At a dinner party last week, the question was asked, “After a long trip away from home, what is the first thing you eat?” For me it’s either something with rice or pesto linguine.  Basil chicken is that ‘something’ that goes with rice after a long trip away from my kitchen.  Don’t get me wrong, I love to travel and try different foods, but in the end and after eating non-stop at restaurants, nothing beats a good home cooked meal.

The sauce recipe is from Simply Thai Cooking – a mainstay on my recipe shelf

Ingredients
1 small onion slice thin
2 carrots cut crosswise 1/8″ thickness
1 small red pepper sliced into thin strips
2 cups broccoli florets
12 oz chicken breast, sliced crosswise into 1/4″ thickness
2 garlic cloves minced
1/2 teaspoon red pepper flakes
1/4 cup shredded Thai basil
Oil for stir fry

In separate bowls, prepare the following sauces:
Sauce 1:
2 Tablespoons fish sauce
2 teaspoons sugar
2 Tablespoons soy sauce

Sauce 2:
2 Tablespoons oyster sauce
4 Tablespoons water
1 teaspoon Thai chili paste

Sauce 3:
1 teaspoon cornstarch
2 Tablespoons water

Directions:
In a large fry pan or a wok, heat oil in medium-high heat.  Stir fry the onions until softened.  Add the carrots and red pepper and stir fry for 1 minute, then add the broccoli.  Stir fry all vegetables until crisp tender. Remove the vegetables from the pan and keep warm in a bowl.  Add more oil if needed to the pan/wok.  Add the garlic and pepper flakes and stir-fry until the garlic is fragrant – about 1 minute.  Add the chicken and stir fry until cooked.  Then add the vegetables back to the pan.

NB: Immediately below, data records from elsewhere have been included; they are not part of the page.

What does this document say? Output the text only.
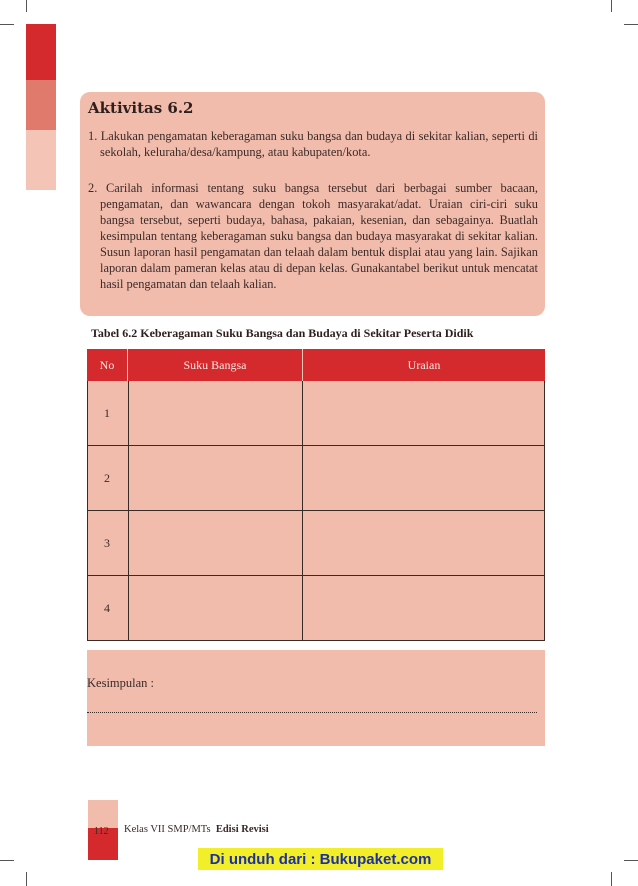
Aktivitas 6.2

1. Lakukan pengamatan keberagaman suku bangsa dan budaya di sekitar kalian, seperti di sekolah, keluraha/desa/kampung, atau kabupaten/kota.

2. Carilah informasi tentang suku bangsa tersebut dari berbagai sumber bacaan, pengamatan, dan wawancara dengan tokoh masyarakat/adat. Uraian ciri-ciri suku bangsa tersebut, seperti budaya, bahasa, pakaian, kesenian, dan sebagainya. Buatlah kesimpulan tentang keberagaman suku bangsa dan budaya masyarakat di sekitar kalian. Susun laporan hasil pengamatan dan telaah dalam bentuk displai atau yang lain. Sajikan laporan dalam pameran kelas atau di depan kelas. Gunakantabel berikut untuk mencatat hasil pengamatan dan telaah kalian.

Tabel 6.2 Keberagaman Suku Bangsa dan Budaya di Sekitar Peserta Didik
No	Suku Bangsa	Uraian
1
2
3
4
Kesimpulan :
112 Kelas VII SMP/MTs Edisi Revisi
Di unduh dari : Bukupaket.com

Add the sauces to the pan in order, making sure that each sauce is thoroughly mixed before adding the next.

Once all the sauces are added, add the basil to the pan and stir until the leaves are just wilted.  Serve over rice immediately.

Notes:

  1. Rather than using a wok, I prefer a large non-stick fry pan.  I don’t like using a lot of oil in my cooking.
  2. Original Thai cooking uses bok choy rather than broccoli.  I just prefer broccoli to bok choy.
  3. If Thai basil is hard to find, I use a mixture of regular basil and cilantro leaves.